Hamilton pips Antonelli to Silverstone sprint pole as F1 Academy makes its racing debut
Lewis Hamilton took a stirring sprint pole at Silverstone on Friday, edging Mercedes teenager Kimi Antonelli, as F1 Academy became the first all-female series to race at the British Grand Prix venue.

Ferrari's Lewis Hamilton produced one of the results of his late-career renaissance on Friday afternoon, taking pole for the sprint race at the British Grand Prix at Silverstone by edging Mercedes' Kimi Antonelli. The session, run in mixed conditions over the Northamptonshire circuit, was reported by BBC Sport at 16:25 UTC on 3 July 2026 as a tight duel between the seven-time champion and the Italian teenager who has become the story of the 2026 grid. The headline time may be parsed later, but the bare fact that an Antonelli-Hamilton front row could end up defining Saturday's 19-lap dash is enough to frame the weekend.
The pole is more than a personal headline for Hamilton. It arrives at a track where the British driver remains a totem figure, and where his move from Mercedes to Ferrari has reset the sport's competitive centre of gravity. Sprint qualifying, introduced as a compressed Friday format, has historically rewarded aggression over setup refinement — and Hamilton, by reputation, has always been at his most instinctive on a single lap.
How the lap came together
According to the BBC Sport report of 3 July 2026, Hamilton's benchmark came on his final run in the segment, with Antonelli — the 19-year-old Mercedes protégé whose rapid promotion has been one of the season's defining subplots — close enough that the margin was visible only on the timing screens. Mercedes, rebuilding around the Italian after his elevation from junior programme to grand prix seat, have staked much of their post-Hamilton identity on Antonelli's shoulder; the team will take encouragement from his pace even if the headline goes the other way. Ferrari, by contrast, will read the result as evidence that their driver pairing can challenge for sprint victories in the middle of a regulation cycle that has otherwise favoured the Brackley-based squad on Sundays.
The sprint itself is scheduled for Saturday, ahead of grand prix qualifying for Sunday's main race. The compressed format has generally compressed the strategic choices available to teams as well: tyre allocation is fixed, parc fermé rules apply, and a driver starting from pole is not obliged to lead after the first corner.
F1 Academy arrives at Silverstone
While the senior series dominated the headlines, a quieter milestone was unfolding in the support paddock. Sky Sports reported at 06:24 UTC on 3 July 2026 that F1 Academy — the all-female single-seater category that has run as a Formula 1 support series since 2023 — was making its racing debut at Silverstone as part of the British Grand Prix programme. The series had previously raced at the venue only in test configuration; Friday's sessions were its first competitive laps on the circuit. The report quoted those involved describing the moment as "a dream come true."

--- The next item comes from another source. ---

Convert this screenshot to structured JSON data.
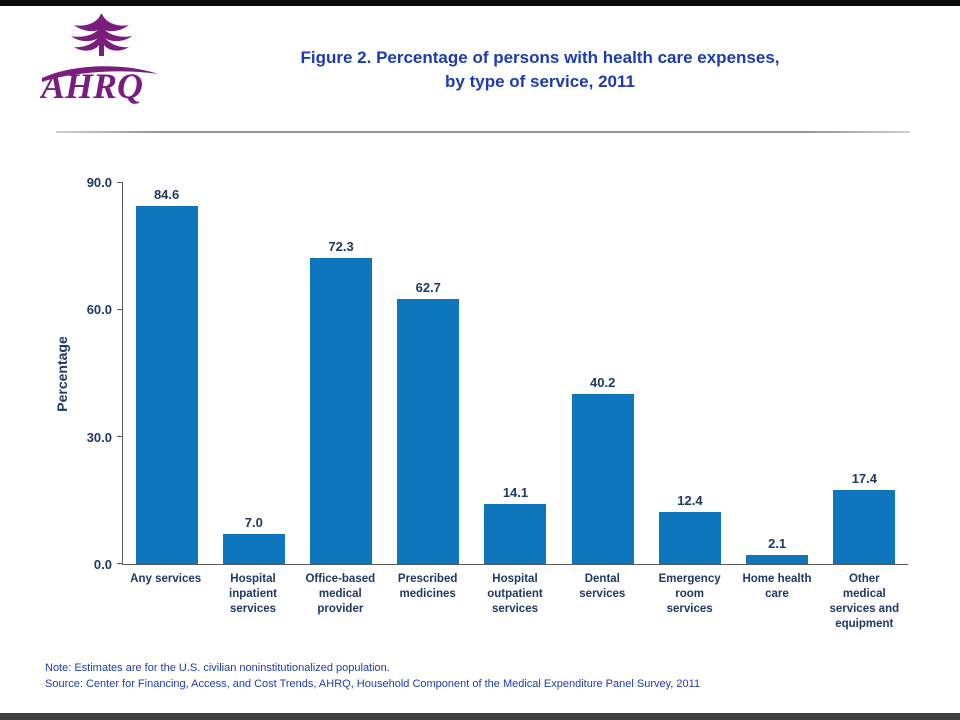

The structural significance of the appearance is larger than the result of any one race. Silverstone is the home grand prix of the world's most commercially powerful single-seater championship, and the calendar's most-watched weekend. For F1 Academy, which fields drivers typically drawn from regional and national formulae, racing on the same bill as Hamilton and Antonelli changes both the audience and the pipeline visibility. Teams running junior programmes have tended to treat F1 Academy as a feeder layer; whether Silverstone accelerates that function or remains a one-off showcase will become clearer across the rest of the season.
The scheduling also matters in commercial terms. F1 Academy's media rights are bundled into the broader Formula 1 distribution envelope; running the races at Silverstone broadens the available content without requiring an additional promoter fee from the circuit. Whether the series converts that visibility into measurable driver-progression outcomes — a measurable number of graduates into F2 or F3 seats — is the metric that will determine whether the Silverstone appearance is remembered as a symbolic gesture or a structural inflection point.
What to watch on Saturday
Three threads will define Saturday. First, whether Hamilton can convert pole into the sprint victory that would, by his own framing, validate Ferrari's setup direction. Second, how Antonelli responds — a front-row start at the home of British motorsport for an Italian teenager is the kind of pressure that can either crystallise a reputation or expose the seams. Third, whether the F1 Academy races, scheduled across the support bill, can sustain the audience that Friday's qualifying drew.
What the sources do not specify is whether either session was run in fully dry conditions. The BBC's 16:25 UTC report frames the lap as "stunning" without detailing track state; Sky Sports' earlier dispatch does not address the weather at all. A wet-dry sprint at Silverstone is a categorically different race from a dry one, and the timing screens alone will not tell the reader which version Hamilton will face on Saturday.
This piece draws on Friday's reporting from BBC Sport and Sky Sports. Where coverage is constrained to qualifying pace and headline quotes, the analysis stops there rather than reaching for context the wires have not yet published.